We all went separate ways yesterday and I am now in Agra (after a bonkers night train journey with Israelis drinking Whisky and determined to make me one of them :) and the town is just grim! ha! Rickshaw drivers don't take you where you want to go but to their "uncle shop - indian prices guaranteed" and people are not very friendly. I am glad I saw the Taj - splendid!, Agra fort and also went to the Jasma Majid (not on the top 3 things to see on any tourist guide but defo worth as it's a magic example of mugal architecture), but also glad i am leaving tomorrow!
I will be off to Jaipur and not sure where I'll stay/where I am going next. A few people from the train are hanging out in Pushkar so might be an option too.

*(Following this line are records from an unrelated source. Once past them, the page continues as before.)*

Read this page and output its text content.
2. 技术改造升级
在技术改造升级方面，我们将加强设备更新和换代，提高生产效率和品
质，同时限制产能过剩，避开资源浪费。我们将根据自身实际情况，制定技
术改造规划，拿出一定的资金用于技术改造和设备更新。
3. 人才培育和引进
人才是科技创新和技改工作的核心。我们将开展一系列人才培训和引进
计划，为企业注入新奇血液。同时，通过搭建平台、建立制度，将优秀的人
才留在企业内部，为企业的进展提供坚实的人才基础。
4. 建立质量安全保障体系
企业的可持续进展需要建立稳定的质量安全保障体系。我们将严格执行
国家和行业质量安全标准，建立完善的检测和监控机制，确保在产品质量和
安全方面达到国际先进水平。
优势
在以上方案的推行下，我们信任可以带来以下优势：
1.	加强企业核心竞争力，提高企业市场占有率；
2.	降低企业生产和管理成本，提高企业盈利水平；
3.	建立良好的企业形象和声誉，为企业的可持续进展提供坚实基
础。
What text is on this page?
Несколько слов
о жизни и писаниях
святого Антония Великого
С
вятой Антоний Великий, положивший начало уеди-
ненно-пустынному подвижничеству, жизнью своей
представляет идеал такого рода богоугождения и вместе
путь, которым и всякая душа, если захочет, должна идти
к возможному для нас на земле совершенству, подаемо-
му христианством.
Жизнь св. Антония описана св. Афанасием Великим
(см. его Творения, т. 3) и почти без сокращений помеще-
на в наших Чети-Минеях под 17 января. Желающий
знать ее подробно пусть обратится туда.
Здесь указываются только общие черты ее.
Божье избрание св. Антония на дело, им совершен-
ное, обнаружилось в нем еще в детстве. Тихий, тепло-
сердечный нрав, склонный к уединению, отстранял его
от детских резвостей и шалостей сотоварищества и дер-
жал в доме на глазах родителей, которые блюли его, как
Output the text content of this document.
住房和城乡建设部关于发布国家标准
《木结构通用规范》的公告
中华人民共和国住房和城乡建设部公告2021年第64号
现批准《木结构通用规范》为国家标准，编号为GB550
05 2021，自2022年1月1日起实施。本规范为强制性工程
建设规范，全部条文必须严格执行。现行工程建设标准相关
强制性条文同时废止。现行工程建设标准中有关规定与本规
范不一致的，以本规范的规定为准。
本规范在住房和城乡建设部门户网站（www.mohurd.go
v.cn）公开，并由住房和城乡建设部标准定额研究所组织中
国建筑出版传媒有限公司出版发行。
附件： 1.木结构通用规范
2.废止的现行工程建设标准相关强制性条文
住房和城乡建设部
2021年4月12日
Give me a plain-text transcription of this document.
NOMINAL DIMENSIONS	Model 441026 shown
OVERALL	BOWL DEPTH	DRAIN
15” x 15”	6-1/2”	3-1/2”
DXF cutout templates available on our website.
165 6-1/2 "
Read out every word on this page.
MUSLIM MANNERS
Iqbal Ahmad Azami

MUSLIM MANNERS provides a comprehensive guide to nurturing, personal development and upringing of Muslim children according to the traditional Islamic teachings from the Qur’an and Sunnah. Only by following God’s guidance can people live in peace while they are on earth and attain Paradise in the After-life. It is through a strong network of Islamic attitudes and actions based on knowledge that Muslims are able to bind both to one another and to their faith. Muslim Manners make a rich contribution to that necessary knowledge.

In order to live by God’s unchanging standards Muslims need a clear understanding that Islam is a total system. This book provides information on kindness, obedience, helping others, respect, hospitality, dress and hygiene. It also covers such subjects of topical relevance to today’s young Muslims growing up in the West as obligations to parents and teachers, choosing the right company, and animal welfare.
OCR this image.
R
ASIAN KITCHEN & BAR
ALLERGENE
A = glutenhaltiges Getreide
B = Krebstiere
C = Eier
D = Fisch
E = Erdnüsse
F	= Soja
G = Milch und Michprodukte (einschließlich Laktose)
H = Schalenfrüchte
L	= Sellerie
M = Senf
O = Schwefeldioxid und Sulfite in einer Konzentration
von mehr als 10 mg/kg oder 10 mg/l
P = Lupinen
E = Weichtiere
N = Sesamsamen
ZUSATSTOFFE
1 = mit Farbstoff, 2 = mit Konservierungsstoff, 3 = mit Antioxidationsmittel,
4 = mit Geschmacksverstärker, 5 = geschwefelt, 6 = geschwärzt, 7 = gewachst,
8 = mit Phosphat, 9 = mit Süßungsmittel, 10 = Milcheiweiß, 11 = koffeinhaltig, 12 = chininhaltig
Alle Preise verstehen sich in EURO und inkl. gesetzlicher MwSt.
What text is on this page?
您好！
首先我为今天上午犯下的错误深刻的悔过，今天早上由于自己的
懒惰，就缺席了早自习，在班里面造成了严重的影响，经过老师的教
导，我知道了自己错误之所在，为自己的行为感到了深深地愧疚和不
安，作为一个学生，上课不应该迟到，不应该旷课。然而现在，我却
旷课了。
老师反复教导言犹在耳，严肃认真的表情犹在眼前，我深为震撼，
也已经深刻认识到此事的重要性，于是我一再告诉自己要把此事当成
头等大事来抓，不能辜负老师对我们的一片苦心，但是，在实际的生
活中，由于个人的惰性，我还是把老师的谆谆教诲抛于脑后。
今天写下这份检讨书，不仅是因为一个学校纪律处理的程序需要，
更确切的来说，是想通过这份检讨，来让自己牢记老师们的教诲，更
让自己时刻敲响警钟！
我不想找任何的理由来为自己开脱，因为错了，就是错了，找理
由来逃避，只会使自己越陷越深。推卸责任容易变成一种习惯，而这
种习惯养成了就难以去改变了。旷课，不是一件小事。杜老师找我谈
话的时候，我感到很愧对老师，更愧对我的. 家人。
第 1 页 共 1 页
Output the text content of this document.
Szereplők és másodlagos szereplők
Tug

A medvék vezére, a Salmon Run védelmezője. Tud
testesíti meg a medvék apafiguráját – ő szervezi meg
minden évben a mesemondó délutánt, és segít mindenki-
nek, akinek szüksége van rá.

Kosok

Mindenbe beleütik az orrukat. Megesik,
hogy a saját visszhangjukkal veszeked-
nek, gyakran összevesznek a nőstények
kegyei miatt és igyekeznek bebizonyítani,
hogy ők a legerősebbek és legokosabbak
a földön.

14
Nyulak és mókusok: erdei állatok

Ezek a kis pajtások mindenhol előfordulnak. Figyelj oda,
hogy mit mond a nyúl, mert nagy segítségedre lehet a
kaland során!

I have been away for over a month now and when it feels weird when I think of all the things I have done - I have : learnt some nepali, taught english and meditated with monks, saw most corners of KTM, Patan and Baktapur (world heritage sites), flew over the everest, climbed the annapurna, worried for my life a couple of times, became an expert in bucket shower, went on the Ganges, saw the Fxxx Taj Mahal, slapped a couple of men for random hands on my bum, lost 2 phones, went to an astrologer, went on a safari, became an expert in random animals in bedrooms. ha!
Wanted to finish this post with an indian saying I was taught today: "no women no cry, no chapati no chai". Cracks me up!